By Heather Fabritze
Continuing discussions held last semester surrounding accessibility in the Clifton M. Miller Memorial Library, the building staff hosted a focus group on Wednesday, Nov. 15 for an hour-long conversation on future initiatives.
The library applied for a monetary grant through the American Library Association in the winter of last year to increase accessibility of facilities, programs, and services. According to Public Services Librarian Andrea Boothby Rice, receiving a grant from ALA required them to hold a formal discussion with the intended audience of their grant.
This group meeting ensured that the library was “aligning [their] project with the needs of the community” by polling actual users of the space.

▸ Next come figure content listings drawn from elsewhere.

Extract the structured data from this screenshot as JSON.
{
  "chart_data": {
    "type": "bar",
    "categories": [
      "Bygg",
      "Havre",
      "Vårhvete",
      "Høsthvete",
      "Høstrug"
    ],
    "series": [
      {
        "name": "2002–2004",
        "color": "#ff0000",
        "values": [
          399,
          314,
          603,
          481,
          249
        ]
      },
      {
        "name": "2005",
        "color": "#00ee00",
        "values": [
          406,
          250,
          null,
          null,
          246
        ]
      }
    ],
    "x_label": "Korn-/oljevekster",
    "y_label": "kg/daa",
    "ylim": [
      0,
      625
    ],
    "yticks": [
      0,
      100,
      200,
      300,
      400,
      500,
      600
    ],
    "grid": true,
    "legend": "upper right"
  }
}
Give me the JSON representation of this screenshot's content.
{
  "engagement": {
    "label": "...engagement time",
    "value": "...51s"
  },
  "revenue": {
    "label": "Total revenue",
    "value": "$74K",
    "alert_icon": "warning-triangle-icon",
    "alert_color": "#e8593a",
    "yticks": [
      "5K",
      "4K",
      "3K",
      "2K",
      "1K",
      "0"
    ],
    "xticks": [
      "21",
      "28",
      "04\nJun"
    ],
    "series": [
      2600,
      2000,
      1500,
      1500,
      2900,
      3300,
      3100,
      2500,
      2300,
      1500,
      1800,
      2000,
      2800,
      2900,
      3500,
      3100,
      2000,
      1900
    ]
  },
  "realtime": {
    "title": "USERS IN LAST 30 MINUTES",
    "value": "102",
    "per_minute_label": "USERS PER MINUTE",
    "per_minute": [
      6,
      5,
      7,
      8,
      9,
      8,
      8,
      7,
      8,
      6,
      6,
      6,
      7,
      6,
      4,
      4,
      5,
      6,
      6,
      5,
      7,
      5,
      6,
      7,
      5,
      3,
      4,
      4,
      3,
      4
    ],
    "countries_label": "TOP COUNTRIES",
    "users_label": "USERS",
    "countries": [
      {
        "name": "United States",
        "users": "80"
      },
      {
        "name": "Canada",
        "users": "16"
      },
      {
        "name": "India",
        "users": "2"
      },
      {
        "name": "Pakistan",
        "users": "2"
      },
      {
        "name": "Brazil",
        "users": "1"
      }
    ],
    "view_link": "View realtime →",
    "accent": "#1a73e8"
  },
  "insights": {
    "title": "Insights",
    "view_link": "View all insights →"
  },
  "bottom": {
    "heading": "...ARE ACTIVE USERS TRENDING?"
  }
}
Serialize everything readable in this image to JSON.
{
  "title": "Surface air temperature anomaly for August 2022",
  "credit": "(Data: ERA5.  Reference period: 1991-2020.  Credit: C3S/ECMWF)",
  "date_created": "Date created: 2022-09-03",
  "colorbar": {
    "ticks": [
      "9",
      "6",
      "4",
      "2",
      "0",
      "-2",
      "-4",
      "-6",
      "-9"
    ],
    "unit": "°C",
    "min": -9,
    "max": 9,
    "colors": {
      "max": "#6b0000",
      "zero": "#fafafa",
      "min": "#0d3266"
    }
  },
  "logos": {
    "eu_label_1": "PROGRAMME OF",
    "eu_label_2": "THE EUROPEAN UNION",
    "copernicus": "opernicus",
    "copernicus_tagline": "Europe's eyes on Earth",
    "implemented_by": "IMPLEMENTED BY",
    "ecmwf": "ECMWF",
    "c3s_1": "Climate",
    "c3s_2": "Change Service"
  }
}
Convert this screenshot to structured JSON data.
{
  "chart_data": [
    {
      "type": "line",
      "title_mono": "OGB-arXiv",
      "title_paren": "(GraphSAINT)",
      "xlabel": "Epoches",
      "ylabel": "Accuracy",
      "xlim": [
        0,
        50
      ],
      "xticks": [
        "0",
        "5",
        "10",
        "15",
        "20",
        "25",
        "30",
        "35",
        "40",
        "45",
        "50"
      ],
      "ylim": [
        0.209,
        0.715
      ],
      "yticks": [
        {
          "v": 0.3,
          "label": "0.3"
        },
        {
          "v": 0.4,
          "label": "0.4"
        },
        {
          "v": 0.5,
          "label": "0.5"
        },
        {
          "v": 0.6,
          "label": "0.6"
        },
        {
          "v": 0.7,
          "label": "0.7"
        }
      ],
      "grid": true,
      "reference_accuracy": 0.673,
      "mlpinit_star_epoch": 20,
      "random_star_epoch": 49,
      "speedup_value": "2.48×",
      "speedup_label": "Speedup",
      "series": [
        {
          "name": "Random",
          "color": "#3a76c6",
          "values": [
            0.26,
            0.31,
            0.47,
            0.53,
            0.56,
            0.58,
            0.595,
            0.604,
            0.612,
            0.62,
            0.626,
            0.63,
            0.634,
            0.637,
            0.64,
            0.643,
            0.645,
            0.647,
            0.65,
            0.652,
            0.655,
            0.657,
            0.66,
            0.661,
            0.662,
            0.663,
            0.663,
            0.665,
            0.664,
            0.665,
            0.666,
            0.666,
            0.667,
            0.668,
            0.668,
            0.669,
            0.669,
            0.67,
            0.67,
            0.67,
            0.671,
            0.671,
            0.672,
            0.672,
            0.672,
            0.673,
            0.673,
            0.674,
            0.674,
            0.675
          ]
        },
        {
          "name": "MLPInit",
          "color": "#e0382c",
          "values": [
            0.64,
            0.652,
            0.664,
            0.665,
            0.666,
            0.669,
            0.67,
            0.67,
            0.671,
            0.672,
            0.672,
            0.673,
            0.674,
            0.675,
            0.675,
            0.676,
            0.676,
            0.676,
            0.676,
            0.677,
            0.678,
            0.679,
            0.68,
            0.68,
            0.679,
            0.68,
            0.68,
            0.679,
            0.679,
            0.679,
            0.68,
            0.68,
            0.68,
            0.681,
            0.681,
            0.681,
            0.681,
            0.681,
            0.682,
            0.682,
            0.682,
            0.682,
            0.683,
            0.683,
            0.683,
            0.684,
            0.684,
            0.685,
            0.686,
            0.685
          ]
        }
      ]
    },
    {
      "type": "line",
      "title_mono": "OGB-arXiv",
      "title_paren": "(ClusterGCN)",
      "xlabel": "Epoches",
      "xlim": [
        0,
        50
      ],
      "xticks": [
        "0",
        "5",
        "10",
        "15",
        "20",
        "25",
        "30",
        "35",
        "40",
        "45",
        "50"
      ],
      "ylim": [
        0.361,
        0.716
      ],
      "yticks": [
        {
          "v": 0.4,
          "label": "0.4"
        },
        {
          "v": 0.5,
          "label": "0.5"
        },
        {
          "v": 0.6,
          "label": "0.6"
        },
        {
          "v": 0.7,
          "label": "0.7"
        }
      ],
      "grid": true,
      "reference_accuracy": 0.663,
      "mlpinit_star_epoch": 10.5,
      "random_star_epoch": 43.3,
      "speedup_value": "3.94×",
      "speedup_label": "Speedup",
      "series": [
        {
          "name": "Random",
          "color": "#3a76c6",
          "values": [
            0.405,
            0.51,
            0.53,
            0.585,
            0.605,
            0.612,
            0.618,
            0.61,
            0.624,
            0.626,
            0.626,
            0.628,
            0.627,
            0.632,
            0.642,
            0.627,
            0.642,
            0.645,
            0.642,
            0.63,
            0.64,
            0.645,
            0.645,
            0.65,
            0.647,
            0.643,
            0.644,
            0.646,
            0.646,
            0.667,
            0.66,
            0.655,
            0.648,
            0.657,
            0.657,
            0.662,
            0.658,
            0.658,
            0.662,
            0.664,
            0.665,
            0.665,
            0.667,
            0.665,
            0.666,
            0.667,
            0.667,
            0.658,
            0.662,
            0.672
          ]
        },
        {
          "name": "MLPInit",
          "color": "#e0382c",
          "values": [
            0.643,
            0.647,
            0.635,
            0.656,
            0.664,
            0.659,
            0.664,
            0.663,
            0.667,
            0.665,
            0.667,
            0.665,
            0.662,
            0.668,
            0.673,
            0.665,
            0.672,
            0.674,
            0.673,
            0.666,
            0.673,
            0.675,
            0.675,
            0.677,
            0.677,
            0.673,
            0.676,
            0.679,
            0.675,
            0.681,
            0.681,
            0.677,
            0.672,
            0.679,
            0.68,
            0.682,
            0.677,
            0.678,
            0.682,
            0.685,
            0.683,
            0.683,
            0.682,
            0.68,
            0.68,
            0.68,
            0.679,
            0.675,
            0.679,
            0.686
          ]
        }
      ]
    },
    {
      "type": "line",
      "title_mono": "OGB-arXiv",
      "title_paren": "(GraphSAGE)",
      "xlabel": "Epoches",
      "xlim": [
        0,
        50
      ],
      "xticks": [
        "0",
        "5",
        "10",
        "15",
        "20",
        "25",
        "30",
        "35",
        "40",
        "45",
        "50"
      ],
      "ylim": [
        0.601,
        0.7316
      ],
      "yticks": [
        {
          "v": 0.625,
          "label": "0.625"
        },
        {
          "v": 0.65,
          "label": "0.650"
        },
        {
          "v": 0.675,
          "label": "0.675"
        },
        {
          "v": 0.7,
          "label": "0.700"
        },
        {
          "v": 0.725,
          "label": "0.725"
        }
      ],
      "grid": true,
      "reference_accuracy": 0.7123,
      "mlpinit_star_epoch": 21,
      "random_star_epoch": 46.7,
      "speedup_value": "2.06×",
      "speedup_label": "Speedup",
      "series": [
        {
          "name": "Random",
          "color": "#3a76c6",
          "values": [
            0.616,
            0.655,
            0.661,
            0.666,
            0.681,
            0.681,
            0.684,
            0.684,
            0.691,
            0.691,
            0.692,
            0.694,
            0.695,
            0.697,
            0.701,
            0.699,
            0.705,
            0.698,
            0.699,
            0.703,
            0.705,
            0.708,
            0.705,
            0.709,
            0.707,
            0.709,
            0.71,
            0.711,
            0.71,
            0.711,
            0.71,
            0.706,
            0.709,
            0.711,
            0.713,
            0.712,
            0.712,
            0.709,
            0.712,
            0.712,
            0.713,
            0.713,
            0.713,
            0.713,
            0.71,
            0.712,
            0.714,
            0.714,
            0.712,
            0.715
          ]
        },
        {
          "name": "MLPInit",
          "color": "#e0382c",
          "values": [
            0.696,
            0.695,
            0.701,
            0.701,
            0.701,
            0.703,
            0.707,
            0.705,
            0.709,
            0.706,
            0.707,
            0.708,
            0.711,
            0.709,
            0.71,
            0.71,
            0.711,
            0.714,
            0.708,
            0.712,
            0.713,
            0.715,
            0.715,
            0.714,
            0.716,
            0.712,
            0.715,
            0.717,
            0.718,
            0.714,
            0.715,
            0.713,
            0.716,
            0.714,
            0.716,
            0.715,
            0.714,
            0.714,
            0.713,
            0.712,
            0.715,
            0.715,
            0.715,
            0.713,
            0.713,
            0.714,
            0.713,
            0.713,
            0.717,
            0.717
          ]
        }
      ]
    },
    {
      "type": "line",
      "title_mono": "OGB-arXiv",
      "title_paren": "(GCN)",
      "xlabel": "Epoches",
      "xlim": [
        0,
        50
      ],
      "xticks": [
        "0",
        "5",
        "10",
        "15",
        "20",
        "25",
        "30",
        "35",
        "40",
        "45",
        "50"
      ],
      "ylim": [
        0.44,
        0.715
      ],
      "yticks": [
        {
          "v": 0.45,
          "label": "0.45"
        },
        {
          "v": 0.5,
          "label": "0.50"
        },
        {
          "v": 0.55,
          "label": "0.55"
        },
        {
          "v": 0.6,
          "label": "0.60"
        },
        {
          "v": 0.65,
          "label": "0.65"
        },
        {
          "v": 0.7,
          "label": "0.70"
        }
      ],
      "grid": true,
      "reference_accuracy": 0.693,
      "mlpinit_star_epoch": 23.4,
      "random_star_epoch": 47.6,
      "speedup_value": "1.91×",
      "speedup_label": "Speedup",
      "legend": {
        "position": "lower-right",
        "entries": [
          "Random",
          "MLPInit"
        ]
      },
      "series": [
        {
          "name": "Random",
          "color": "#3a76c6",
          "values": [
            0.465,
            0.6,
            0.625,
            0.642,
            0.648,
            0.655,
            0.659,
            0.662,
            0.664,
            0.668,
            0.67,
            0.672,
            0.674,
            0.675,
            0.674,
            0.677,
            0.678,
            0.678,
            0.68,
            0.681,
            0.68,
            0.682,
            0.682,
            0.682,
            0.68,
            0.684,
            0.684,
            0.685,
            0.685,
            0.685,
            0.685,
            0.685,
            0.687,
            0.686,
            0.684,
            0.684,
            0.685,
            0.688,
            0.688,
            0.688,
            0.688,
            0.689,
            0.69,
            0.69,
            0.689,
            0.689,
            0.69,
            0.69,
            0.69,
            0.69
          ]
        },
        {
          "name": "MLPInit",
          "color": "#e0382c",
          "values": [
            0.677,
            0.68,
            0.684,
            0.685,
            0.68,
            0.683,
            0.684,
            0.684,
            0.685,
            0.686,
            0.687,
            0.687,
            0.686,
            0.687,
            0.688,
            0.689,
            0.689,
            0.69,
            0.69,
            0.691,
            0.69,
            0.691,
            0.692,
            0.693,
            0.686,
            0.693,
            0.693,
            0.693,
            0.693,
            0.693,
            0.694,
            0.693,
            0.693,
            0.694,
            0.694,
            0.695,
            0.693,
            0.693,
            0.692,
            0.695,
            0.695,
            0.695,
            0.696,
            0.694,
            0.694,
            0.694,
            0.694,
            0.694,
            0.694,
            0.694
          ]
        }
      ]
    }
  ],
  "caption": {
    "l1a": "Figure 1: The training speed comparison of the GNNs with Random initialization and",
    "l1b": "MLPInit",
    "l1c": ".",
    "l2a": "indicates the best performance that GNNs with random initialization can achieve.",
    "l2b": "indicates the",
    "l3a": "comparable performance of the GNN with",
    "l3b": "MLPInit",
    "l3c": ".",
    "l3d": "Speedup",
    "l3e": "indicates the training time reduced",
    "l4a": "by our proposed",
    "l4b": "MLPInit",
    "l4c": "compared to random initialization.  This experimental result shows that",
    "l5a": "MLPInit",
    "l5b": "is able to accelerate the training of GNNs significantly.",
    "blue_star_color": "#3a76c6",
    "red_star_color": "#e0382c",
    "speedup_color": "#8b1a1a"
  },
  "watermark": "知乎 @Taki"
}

The staff had informal conversations with students before submitting the grant, allowing them to develop a more thorough idea of what their goals would look like in the long-run. After receiving the funds, they would be able to revisit those ideas in order to adjust their plans to their updated budget.
One such initiative that they have been floating since February this year was the creation of sensory carts to adjust student experiences around spaces in the library.
While a full sensory room was ideal, the execution was not possible with the funds that they received from the ALA. According to Boothby Rice, they are still currently exploring other “options that could make [the sensory room] happen.”
Another potential plan to come out of the focus group was the development of a mentoring program that would pair librarians with students who have library anxiety.
Boothby Rice feels hopeful about the library’s future accessibility initiatives after the formal conversation.
“After our focus group, we believe our project addresses many of the needs expressed by the students in attendance,” Boothby Rice said.